The waves on the English Channel were buffeting the ferryboat that my family was in to cross over to France. As the boat plunged up and down violently, nearly everyone on board seemed afraid. Even the staff looked worried, explaining to us that they had never seen such tumultuous water during a channel crossing. Soon the fear was heightened by an acute feeling of seasickness.
Normally I am a praying person, but as the panic heightened I was having trouble just keeping calm. Initially, I was simply focusing on myself and willing myself not to be ill. Then I lifted my head and glanced around at my family. While most of us were hunched over and looking a little green, my sister-in-law had the most peaceful look on her face, as if she were just enjoying the ride. I marveled at her calm, but it also made me aware that this ride could definitely go a different way.
I thought of a Bible story related in the Gospel of Mark (see 4:36-41). As the story goes, Jesus and his disciples were in a ship when a great wind began whipping up the waves, filling their boat with water. His disciples were afraid. There seemed to be no other possibility than that the boat would sink. However, when they turned to Jesus, they found him sleeping peacefully, apparently unconcerned.
Without a word to them, Jesus stood up and commanded the sea, “Peace, be still.” Instantly the situation shifted; the waves and wind ceased. He asked his disciples, “Why are ye so fearful?”
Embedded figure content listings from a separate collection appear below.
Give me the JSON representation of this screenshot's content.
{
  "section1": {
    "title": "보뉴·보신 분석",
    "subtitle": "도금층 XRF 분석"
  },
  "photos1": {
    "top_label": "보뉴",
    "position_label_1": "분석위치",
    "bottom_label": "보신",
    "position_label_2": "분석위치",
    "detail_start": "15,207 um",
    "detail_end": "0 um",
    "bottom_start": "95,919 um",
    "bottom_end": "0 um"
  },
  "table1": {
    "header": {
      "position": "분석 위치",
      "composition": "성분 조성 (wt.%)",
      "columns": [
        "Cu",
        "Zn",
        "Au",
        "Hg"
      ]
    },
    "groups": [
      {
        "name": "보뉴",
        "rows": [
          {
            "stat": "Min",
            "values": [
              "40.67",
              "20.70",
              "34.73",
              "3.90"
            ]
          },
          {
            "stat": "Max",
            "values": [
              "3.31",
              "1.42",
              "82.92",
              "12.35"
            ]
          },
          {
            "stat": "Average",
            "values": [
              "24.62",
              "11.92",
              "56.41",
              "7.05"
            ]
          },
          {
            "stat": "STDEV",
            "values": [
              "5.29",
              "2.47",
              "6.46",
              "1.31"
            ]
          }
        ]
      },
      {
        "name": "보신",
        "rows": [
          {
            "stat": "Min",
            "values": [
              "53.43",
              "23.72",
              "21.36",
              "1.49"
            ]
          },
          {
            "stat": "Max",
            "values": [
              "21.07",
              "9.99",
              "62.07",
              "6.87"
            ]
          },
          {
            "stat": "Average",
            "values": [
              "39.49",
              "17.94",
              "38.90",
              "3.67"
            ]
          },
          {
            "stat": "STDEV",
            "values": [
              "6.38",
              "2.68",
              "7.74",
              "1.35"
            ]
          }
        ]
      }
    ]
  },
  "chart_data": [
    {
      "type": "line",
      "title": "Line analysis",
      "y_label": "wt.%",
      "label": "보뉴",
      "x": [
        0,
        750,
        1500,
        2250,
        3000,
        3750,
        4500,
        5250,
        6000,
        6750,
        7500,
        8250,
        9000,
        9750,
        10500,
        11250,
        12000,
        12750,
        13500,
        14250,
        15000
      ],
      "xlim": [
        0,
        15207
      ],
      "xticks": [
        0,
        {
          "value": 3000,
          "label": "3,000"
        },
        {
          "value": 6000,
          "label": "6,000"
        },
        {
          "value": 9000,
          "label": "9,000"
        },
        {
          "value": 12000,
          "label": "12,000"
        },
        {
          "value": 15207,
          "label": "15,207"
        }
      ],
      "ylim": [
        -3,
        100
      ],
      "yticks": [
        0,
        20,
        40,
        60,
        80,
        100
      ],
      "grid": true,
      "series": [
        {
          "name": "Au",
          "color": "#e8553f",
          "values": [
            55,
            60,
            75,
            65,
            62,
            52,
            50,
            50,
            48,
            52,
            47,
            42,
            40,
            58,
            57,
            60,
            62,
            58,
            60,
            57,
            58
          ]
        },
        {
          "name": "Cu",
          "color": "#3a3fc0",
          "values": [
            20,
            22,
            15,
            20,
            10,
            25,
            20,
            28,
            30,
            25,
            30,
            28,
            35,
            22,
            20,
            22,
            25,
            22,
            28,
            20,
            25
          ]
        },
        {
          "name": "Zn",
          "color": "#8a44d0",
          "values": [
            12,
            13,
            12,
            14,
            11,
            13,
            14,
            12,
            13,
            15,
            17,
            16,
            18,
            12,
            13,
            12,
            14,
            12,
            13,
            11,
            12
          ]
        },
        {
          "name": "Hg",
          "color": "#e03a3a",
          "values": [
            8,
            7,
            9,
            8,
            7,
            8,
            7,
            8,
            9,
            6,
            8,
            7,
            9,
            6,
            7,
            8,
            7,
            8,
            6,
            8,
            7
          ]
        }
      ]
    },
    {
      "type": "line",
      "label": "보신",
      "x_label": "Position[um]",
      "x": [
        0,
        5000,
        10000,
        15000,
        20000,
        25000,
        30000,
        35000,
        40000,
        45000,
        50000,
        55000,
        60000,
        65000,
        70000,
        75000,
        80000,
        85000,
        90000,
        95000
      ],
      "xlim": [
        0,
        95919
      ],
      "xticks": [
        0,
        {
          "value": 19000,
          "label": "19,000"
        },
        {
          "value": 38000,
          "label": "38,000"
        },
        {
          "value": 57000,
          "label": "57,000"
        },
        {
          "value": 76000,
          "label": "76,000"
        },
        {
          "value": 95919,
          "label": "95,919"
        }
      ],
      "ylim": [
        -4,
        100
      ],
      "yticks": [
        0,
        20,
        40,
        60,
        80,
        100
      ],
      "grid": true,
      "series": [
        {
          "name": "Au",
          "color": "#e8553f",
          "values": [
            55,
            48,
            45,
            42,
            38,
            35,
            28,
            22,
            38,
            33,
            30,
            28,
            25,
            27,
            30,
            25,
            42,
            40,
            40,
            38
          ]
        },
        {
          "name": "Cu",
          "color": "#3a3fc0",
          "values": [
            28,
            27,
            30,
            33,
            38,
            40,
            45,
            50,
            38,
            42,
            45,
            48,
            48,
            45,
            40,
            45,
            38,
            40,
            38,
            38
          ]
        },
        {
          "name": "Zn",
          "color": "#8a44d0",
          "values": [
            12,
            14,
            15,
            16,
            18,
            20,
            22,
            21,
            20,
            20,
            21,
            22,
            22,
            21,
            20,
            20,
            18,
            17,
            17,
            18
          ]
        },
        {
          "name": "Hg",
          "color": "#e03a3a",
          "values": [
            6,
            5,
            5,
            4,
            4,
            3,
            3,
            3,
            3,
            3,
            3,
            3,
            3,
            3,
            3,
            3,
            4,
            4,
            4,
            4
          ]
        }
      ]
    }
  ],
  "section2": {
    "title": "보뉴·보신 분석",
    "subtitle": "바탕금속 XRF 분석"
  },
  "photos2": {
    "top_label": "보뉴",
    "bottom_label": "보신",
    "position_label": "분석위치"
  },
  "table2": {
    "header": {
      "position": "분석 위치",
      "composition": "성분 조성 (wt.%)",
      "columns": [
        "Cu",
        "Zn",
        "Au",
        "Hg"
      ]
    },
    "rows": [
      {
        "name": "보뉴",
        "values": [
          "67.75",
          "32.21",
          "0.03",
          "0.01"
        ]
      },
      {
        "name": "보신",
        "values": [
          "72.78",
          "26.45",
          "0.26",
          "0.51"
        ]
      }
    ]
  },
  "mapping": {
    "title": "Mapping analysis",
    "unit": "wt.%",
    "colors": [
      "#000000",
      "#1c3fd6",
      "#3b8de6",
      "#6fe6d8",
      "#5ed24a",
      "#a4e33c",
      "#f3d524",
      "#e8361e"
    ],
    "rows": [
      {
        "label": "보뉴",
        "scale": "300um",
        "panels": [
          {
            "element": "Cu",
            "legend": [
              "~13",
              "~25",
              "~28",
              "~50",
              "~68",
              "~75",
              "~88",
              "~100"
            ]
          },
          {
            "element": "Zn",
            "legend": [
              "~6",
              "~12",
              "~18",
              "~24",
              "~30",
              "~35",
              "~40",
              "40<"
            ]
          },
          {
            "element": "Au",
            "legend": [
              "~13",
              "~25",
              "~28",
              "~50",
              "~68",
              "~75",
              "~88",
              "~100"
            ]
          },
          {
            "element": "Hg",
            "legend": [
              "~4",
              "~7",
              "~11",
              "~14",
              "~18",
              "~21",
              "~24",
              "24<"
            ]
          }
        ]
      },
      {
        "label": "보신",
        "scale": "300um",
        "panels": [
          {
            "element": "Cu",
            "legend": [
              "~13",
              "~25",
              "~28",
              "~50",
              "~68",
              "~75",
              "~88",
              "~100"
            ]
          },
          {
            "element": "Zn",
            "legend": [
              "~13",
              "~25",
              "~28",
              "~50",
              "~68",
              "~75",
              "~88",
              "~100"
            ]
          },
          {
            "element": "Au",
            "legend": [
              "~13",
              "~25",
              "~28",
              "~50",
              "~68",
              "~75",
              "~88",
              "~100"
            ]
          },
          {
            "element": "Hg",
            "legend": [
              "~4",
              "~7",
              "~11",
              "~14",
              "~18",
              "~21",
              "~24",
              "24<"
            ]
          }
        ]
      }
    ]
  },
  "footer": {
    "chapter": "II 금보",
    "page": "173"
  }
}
To me, “peace, be still” seems a command to the disciples as much as to the storm, an encouragement to be calm and at peace. One of the many lessons Jesus had taught the disciples during his ministry was that God’s love for everyone was so great that God would never leave, would always care for them. The love of our heavenly Father is all-powerful and ever present. “Nothing shall by any means hurt you,” Jesus explained at one point (Luke 10:19).
Even when a situation seems hopeless, God – the only legitimate power – is at the helm, guiding us and holding all of us, His spiritual sons and daughters, safe at every moment.
Mary Baker Eddy, a Christian theologian and founder of The Christian Science Monitor, wrote in her collection “Miscellaneous Writings 1883-1896” what it is to be sure of God’s care. In a comforting article called “Angels,” she describes how angels aren’t beings with fluttering wings, but spiritual ideas sent from God that inspire and lift our thinking (see pp. 306-307).
These divine ideas reassure us of God’s care and inspire healing and solutions. As Mrs. Eddy notes, “... divine Love is an ever-present help; and if you wait, never doubting, you will have all you need every moment.” The article closes by explaining what an understanding of the ever-presence of God, infinite Love itself, offers us: “This sweet assurance is the ‘Peace, be still’ to all human fears, to suffering of every sort.”
Seeing how calm my sister-in-law was, coupled with the inspiration that was coming to me, made me realize that the way I was thinking about the situation – feeling helpless and vulnerable – was at the root of my great distress. But I’d experienced before how that idea of God, divine Love, as an “ever-present help” in any storm or trial can remove fear and bring calm and poise to our response to a situation.
While the waves did not subside, I gradually began to feel a sense of peace. It wasn’t a willful thing, but stemmed from a growing sense of God’s presence, a conviction of God’s care that lifted my spirits. I even started humming some favorite hymns from the “Christian Science Hymnal.”
The boat ride ended safely and uneventfully, with no one in our family getting sick. Later my brother told me that he was sure it was listening to the hymns I was humming that kept him from getting sick.
We can be confident, even when we feel overwhelmed by waves of fear, that we are safe in God’s powerful care. Willingness to let God’s spiritual ideas into our thought, assuring us of His protection, brings more peace and evidence of that protection. We may even find that our peaceful poise in the midst of the storm helps calm someone else’s fear, too.